Is DocumentDB slower than SQL at pulling lots of records?

bladefist picture bladefist · Sep 1, 2014 · Viewed 7k times · Source

I was doing some benchmarking, so I had a SQL database with 2500 records. I inserted those records into DocumentDB.

I wrote two lines of code, one with entity framework to pull all 2500 into an array in C#. The next line to pull all 2500 into an array from DocuementDB.

Code used:

var test= await Task<Test>.Run(() =>
              client.CreateDocumentQuery<Test>(collection.DocumentsLink)
              .ToList());

The DocumentDB example took over 20 seconds. The SQL Server line was near instant. The objects are simple DTO with 5 properties, and I did the SQL Query over the internet.

Am I misusing DocumentDB? I thought it was made to pull all your records into memory then join with linq.

Answer

Aravind Krishna R. picture Aravind Krishna R. · Sep 3, 2014

@bladefist, you should be able to achieve much better performance with DocumentDB. For example, take a look at this code stub and output from an Azure VM and DocumentDB account both in West Europe.

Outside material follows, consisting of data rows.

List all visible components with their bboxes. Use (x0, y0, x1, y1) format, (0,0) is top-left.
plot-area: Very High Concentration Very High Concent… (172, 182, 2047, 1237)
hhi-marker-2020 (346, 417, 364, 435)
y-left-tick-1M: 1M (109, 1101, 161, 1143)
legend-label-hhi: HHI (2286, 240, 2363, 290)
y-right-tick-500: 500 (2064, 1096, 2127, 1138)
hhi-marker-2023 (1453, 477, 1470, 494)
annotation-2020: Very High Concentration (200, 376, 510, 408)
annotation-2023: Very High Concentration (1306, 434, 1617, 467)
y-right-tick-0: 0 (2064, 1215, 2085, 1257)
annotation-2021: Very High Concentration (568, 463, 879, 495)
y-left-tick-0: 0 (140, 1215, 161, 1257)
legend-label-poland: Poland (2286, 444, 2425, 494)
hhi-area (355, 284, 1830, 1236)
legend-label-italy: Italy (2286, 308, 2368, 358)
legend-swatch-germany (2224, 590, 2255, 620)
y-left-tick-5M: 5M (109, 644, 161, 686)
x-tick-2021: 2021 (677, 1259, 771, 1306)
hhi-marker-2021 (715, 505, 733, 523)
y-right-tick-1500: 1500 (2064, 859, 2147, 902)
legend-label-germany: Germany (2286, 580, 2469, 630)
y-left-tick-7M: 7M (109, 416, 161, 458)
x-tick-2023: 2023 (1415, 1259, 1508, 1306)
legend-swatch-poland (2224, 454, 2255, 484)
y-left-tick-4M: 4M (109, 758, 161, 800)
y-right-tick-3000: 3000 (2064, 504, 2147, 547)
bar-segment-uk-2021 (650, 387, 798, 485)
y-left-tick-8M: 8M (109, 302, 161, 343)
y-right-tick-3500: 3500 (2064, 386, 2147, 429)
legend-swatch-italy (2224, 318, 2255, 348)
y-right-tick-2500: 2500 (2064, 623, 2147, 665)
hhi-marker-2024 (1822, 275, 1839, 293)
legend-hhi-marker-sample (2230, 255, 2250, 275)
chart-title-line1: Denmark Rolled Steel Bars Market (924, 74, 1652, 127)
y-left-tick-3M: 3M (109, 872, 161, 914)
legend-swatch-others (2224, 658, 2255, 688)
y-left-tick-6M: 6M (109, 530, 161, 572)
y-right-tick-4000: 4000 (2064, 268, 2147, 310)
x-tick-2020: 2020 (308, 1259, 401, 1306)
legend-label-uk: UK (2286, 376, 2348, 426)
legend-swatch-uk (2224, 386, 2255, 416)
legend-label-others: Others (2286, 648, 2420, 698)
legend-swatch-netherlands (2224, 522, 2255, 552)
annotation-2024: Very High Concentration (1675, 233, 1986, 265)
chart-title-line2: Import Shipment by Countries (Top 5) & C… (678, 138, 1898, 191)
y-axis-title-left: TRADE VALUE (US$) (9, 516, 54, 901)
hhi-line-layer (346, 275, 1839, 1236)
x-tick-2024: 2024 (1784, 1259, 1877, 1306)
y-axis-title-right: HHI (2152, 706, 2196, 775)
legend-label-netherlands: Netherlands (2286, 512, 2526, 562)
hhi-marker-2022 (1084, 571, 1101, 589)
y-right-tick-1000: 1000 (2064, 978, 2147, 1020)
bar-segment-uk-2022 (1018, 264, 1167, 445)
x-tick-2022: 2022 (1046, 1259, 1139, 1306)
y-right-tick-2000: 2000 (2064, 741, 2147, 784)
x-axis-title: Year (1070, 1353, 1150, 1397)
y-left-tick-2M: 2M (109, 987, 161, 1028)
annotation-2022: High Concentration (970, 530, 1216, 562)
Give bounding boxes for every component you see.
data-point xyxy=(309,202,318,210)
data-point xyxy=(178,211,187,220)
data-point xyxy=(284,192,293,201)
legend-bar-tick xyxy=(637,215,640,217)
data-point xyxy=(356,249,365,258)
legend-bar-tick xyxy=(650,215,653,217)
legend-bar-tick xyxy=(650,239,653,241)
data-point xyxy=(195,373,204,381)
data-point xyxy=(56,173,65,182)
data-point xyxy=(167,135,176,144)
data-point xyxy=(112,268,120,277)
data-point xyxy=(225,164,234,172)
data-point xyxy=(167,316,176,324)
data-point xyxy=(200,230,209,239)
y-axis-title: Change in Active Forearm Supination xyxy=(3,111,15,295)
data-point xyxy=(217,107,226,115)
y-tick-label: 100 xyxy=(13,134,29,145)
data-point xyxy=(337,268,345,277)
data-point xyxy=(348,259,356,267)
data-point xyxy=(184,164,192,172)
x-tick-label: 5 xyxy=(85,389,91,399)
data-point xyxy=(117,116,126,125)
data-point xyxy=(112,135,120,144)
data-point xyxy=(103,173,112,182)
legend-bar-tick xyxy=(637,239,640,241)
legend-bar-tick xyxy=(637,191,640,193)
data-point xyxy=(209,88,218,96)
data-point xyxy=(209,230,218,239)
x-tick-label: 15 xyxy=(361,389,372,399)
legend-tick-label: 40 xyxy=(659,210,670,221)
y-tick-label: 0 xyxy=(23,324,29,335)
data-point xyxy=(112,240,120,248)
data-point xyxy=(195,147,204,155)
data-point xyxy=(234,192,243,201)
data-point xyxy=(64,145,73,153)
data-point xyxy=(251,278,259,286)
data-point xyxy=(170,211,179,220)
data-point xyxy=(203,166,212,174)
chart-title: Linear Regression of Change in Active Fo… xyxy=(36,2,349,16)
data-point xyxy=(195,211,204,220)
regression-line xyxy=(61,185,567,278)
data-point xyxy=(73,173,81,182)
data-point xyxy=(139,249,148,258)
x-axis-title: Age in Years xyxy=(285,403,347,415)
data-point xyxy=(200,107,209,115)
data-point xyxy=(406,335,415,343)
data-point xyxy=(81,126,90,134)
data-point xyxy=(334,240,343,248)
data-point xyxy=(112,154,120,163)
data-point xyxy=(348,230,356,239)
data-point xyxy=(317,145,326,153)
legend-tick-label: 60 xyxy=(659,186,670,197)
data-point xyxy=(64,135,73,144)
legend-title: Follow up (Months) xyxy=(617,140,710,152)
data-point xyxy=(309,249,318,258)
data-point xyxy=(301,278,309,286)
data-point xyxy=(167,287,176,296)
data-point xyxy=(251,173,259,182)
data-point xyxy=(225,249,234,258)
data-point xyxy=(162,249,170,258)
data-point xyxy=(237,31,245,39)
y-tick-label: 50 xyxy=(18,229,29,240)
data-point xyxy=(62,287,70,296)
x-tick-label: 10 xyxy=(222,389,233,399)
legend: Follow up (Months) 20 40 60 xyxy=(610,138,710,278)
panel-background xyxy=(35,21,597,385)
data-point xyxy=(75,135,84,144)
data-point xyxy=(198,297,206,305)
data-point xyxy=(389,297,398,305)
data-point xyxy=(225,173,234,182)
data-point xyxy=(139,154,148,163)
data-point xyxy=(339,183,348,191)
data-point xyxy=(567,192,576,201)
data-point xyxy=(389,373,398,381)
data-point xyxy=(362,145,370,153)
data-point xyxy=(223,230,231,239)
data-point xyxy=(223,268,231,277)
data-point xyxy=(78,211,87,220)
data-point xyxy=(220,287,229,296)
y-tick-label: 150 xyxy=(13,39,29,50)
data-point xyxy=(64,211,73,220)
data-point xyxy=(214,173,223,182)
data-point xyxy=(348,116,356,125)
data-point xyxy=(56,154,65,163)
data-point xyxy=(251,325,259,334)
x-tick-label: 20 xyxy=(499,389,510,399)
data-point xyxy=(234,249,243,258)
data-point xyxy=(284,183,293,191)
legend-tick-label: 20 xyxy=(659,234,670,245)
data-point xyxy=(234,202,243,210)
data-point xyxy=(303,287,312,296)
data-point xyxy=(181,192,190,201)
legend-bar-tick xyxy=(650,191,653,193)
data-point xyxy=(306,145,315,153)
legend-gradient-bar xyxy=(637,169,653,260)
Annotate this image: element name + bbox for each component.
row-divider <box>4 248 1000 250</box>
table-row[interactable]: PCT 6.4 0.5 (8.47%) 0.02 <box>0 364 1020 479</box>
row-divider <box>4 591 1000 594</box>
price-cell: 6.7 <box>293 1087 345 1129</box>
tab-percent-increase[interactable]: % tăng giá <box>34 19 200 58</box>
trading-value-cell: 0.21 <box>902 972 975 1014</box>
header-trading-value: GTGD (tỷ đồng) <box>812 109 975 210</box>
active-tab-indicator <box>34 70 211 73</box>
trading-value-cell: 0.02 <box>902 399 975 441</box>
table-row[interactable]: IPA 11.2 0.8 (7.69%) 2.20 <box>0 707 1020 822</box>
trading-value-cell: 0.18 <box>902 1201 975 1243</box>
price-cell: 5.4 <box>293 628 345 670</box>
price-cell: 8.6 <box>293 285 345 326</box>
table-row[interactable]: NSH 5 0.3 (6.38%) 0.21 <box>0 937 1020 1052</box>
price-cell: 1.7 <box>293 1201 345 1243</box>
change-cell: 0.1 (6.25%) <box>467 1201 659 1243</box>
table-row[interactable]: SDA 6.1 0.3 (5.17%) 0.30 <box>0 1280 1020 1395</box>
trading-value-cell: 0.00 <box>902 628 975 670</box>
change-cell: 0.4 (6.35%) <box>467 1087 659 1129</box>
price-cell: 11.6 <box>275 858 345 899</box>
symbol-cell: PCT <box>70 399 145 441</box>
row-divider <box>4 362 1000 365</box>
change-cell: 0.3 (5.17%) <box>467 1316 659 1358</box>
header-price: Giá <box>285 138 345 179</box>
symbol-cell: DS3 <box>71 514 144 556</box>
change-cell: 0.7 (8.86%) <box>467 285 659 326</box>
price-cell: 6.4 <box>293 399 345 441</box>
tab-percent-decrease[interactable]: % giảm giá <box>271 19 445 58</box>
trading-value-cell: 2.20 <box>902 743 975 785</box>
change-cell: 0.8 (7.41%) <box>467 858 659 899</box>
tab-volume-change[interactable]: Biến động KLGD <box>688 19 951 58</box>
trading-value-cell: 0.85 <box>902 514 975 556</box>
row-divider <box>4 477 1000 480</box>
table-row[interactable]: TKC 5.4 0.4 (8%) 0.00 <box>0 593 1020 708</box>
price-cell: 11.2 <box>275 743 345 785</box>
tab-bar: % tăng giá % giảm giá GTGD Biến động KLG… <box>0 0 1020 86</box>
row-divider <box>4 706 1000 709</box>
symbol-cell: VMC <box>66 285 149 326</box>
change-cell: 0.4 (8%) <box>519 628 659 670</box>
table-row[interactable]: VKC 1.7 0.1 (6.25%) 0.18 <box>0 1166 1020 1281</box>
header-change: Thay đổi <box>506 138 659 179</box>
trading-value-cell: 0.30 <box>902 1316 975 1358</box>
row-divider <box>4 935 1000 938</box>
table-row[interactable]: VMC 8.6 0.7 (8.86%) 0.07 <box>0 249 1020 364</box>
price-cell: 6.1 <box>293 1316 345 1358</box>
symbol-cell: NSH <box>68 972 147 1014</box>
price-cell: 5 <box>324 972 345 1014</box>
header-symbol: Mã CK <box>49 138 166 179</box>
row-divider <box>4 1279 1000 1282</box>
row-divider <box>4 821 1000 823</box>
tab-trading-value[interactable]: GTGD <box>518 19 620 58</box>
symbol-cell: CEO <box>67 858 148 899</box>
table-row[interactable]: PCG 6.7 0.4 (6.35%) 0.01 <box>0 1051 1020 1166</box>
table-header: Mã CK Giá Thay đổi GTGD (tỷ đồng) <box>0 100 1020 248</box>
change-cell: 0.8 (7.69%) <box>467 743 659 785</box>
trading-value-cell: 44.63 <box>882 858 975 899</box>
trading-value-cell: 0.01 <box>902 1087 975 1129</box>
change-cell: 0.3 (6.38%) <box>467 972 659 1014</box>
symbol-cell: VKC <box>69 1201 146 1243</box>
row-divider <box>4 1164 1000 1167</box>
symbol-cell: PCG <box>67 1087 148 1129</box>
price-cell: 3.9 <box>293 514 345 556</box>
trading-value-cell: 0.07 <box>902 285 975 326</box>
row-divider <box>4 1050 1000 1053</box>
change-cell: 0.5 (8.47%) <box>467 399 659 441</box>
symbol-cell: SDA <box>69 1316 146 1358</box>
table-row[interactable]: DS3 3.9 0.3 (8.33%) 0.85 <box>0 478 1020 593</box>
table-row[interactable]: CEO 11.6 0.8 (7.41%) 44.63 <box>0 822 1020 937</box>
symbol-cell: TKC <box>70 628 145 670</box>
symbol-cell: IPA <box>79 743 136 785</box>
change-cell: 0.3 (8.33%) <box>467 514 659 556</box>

Stopwatch watch = new Stopwatch();
for (int i = 0; i < 10; i++)
{
    watch.Start();
    int numDocumentsRead = 0;
    foreach (Document d in client.CreateDocumentQuery(collection.SelfLink, 
        new FeedOptions { MaxItemCount = 1000 }))
    {
        numDocumentsRead++;
    }

    Console.WriteLine("Run {0} - read {1} documents in {2} ms", i, numDocumentsRead, 
        watch.Elapsed.TotalMilliseconds);
    watch.Reset();
}

//Output
Run 0 - read 2500 documents in 426.1359 ms
Run 1 - read 2500 documents in 286.506 ms
Run 2 - read 2500 documents in 227.4451 ms
Run 3 - read 2500 documents in 270.4497 ms
Run 4 - read 2500 documents in 275.7205 ms
Run 5 - read 2500 documents in 281.571 ms
Run 6 - read 2500 documents in 268.9624 ms
Run 7 - read 2500 documents in 275.1513 ms
Run 8 - read 2500 documents in 301.0263 ms
Run 9 - read 2500 documents in 288.1455 ms

Some best practices to follow for performance:

  • Use direct connectivity and TCP protocol
  • Use a large page size (max: 1000) if you’re reading in large batches to minimize the number of round trips
  • To reduce latency, run your client in the same region as your DocumentDB account
  • The provisioned throughput (and storage) of the capacity units that you purchase is spread across the collections. So if you want to measure the throughput you should make sure that your app distributes the workload across all the collections. For instance, if you have purchase 1 CU, you can choose to distribute the all of the throughput to a single collection or across three collections.